Frick

Am Bahnhof fahren bald Gelenkbusse – obwohl sie eigentlich zu gross sind

«Als Verkehrsminister muss ich da beide Augen zudrücken»: Thomas Stöckli auf einem der Poller, die wegmüssen. twe

«Als Verkehrsminister muss ich da beide Augen zudrücken»: Thomas Stöckli auf einem der Poller, die wegmüssen. twe

Krumm wie eine Banane: So halten in Frick bald die Gelenkbusse. Diese verkehren ab dem Fahrplanwechsel im Dezember auf der Staffelegg-Linie. Am Bahnhof in Frick muss improvisiert werden, weil der Platz für die grossen Busse nicht ausreicht.
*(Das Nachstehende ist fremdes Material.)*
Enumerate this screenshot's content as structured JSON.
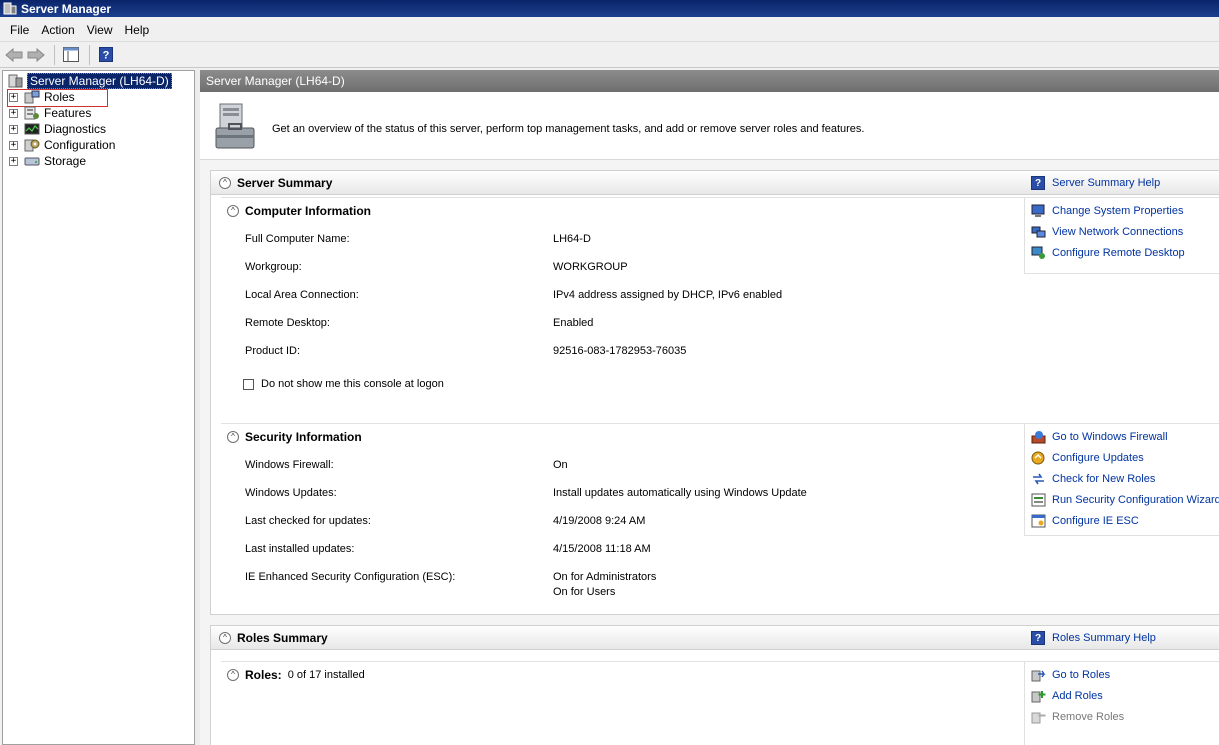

Die Bus-Pendler können aufatmen: Ab dem Fahrplanwechsel im Dezember setzen die Postauto Schweiz AG auf dem Staffelegg-Kurs zwischen Laufenburg und Aarau vier Gelenkbusse ein. Damit werden zum einen die Steh-Zeiten in den Stosszeiten deutlich kleiner, denn die Gelenkbusse verfügen über zehn Sitzplätze mehr als die Niederflurbusse. Gleichzeitig sinkt auch die Achselschweiss-Belästigungs-Quote: Da die Gelenkbusse auch der Steh-Fraktion fast doppelt so viel Platz bieten, vergrössert sich – bei konstanter Reisedichte – der Abstand zum Reisenachbarn automatisch.
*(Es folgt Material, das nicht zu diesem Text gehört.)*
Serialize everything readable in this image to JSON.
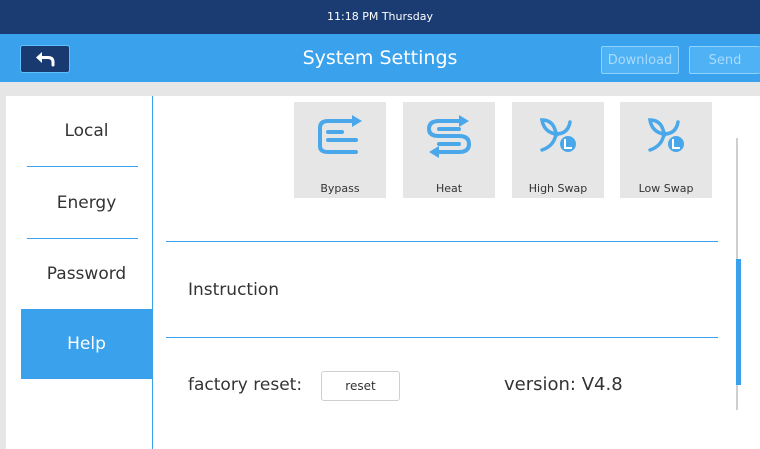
{
  "status_bar": {
    "clock": "11:18 PM Thursday"
  },
  "header": {
    "title": "System Settings",
    "back_icon": "back-arrow-icon",
    "download_label": "Download",
    "send_label": "Send"
  },
  "sidebar": {
    "items": [
      {
        "label": "Local",
        "active": false
      },
      {
        "label": "Energy",
        "active": false
      },
      {
        "label": "Password",
        "active": false
      },
      {
        "label": "Help",
        "active": true
      }
    ]
  },
  "modes": [
    {
      "label": "Bypass",
      "icon": "bypass-icon"
    },
    {
      "label": "Heat",
      "icon": "heat-exchange-icon"
    },
    {
      "label": "High Swap",
      "icon": "fan-high-icon"
    },
    {
      "label": "Low Swap",
      "icon": "fan-low-icon"
    }
  ],
  "help": {
    "instruction_label": "Instruction",
    "factory_reset_label": "factory reset:",
    "reset_button_label": "reset",
    "version_label": "version:  V4.8"
  },
  "colors": {
    "accent": "#3aa2ec",
    "status_bar": "#1a3c72",
    "icon": "#4aa8ea"
  }
}
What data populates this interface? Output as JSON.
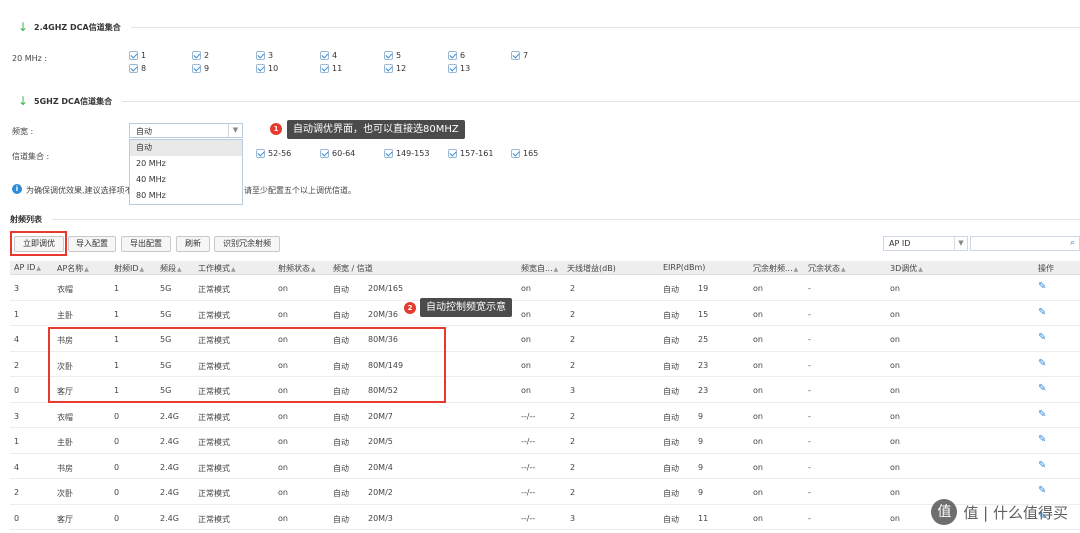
{
  "section_24": {
    "title": "2.4GHZ DCA信道集合"
  },
  "bw20": {
    "label": "20 MHz :",
    "channels": [
      "1",
      "2",
      "3",
      "4",
      "5",
      "6",
      "7",
      "8",
      "9",
      "10",
      "11",
      "12",
      "13"
    ]
  },
  "section_5g": {
    "title": "5GHZ DCA信道集合"
  },
  "bandwidth": {
    "label": "频宽 :",
    "selected": "自动",
    "options": [
      "自动",
      "20 MHz",
      "40 MHz",
      "80 MHz"
    ]
  },
  "callout1": {
    "num": "1",
    "text": "自动调优界面，也可以直接选80MHZ"
  },
  "channel_set": {
    "label": "信道集合 :",
    "groups": [
      "52-56",
      "60-64",
      "149-153",
      "157-161",
      "165"
    ]
  },
  "notice": {
    "left": "为确保调优效果,建议选择项不",
    "right": "请至少配置五个以上调优信道。"
  },
  "radio_list": {
    "title": "射频列表"
  },
  "toolbar": {
    "tune_now": "立即调优",
    "import": "导入配置",
    "export": "导出配置",
    "refresh": "刷新",
    "identify": "识别冗余射频"
  },
  "search": {
    "field": "AP ID",
    "value": ""
  },
  "callout2": {
    "num": "2",
    "text": "自动控制频宽示意"
  },
  "table": {
    "headers": [
      "AP ID",
      "AP名称",
      "射频ID",
      "频段",
      "工作模式",
      "射频状态",
      "频宽 / 信道",
      "频宽自...",
      "天线增益(dB)",
      "EIRP(dBm)",
      "冗余射频...",
      "冗余状态",
      "3D调优",
      "操作"
    ],
    "rows": [
      [
        "3",
        "衣帽",
        "1",
        "5G",
        "正常模式",
        "on",
        "自动",
        "20M/165",
        "on",
        "2",
        "自动",
        "19",
        "on",
        "-",
        "on"
      ],
      [
        "1",
        "主卧",
        "1",
        "5G",
        "正常模式",
        "on",
        "自动",
        "20M/36",
        "on",
        "2",
        "自动",
        "15",
        "on",
        "-",
        "on"
      ],
      [
        "4",
        "书房",
        "1",
        "5G",
        "正常模式",
        "on",
        "自动",
        "80M/36",
        "on",
        "2",
        "自动",
        "25",
        "on",
        "-",
        "on"
      ],
      [
        "2",
        "次卧",
        "1",
        "5G",
        "正常模式",
        "on",
        "自动",
        "80M/149",
        "on",
        "2",
        "自动",
        "23",
        "on",
        "-",
        "on"
      ],
      [
        "0",
        "客厅",
        "1",
        "5G",
        "正常模式",
        "on",
        "自动",
        "80M/52",
        "on",
        "3",
        "自动",
        "23",
        "on",
        "-",
        "on"
      ],
      [
        "3",
        "衣帽",
        "0",
        "2.4G",
        "正常模式",
        "on",
        "自动",
        "20M/7",
        "--/--",
        "2",
        "自动",
        "9",
        "on",
        "-",
        "on"
      ],
      [
        "1",
        "主卧",
        "0",
        "2.4G",
        "正常模式",
        "on",
        "自动",
        "20M/5",
        "--/--",
        "2",
        "自动",
        "9",
        "on",
        "-",
        "on"
      ],
      [
        "4",
        "书房",
        "0",
        "2.4G",
        "正常模式",
        "on",
        "自动",
        "20M/4",
        "--/--",
        "2",
        "自动",
        "9",
        "on",
        "-",
        "on"
      ],
      [
        "2",
        "次卧",
        "0",
        "2.4G",
        "正常模式",
        "on",
        "自动",
        "20M/2",
        "--/--",
        "2",
        "自动",
        "9",
        "on",
        "-",
        "on"
      ],
      [
        "0",
        "客厅",
        "0",
        "2.4G",
        "正常模式",
        "on",
        "自动",
        "20M/3",
        "--/--",
        "3",
        "自动",
        "11",
        "on",
        "-",
        "on"
      ]
    ]
  },
  "watermark": {
    "text": "值 | 什么值得买"
  },
  "icons": {
    "section": "arrow-down-icon",
    "info": "info-icon",
    "edit": "pencil-icon",
    "search": "search-icon"
  },
  "colors": {
    "accent": "#2f8ad8",
    "callout_red": "#e8392f",
    "section_arrow": "#3bb54a"
  }
}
Für die Postauto Schweiz AG hat der Einsatz der Gelenkbusse primär eine betriebswirtschaftliche Komponente: Bislang musste man in den Stosszeiten einen «Beiwagen», also ein zweites Fahrzeug, mitfahren lassen. «Ziel ist es, solche Zusatzkurse zu reduzieren», erklärt Mediensprecherin Katharina Merkle.

Lösung ist «ein Murks»

Alles gut? Nicht ganz. Die Gelenkbusse sind für den Busbahnhof in Frick eigentlich zu lang. Damit sie überhaupt wenden können, müssen sie über den heutigen Warteraum beim Fussgängerstreifen fahren. Dazu muss die Gemeinde im September drei Poller entfernen und den Belag verstärken. Die Folge: Für die Fussgänger wird es unübersichtlicher. Aber auch im Busbahnhof «leiden» die Gelenkbusse. Da die Anlage zu klein ist, müssen sie wie eine Banane gekrümmt parken. «Damit der Chauffeur die dritte Türe sieht, müssen Spiegel montiert werden», erklärt der Fricker Gemeinderat Thomas Stöckli am Ort des Geschehens. Für ihn ist klar: «Das ist ein völliger Murks. Als Verkehrsminister muss ich da beide Augen zudrücken.»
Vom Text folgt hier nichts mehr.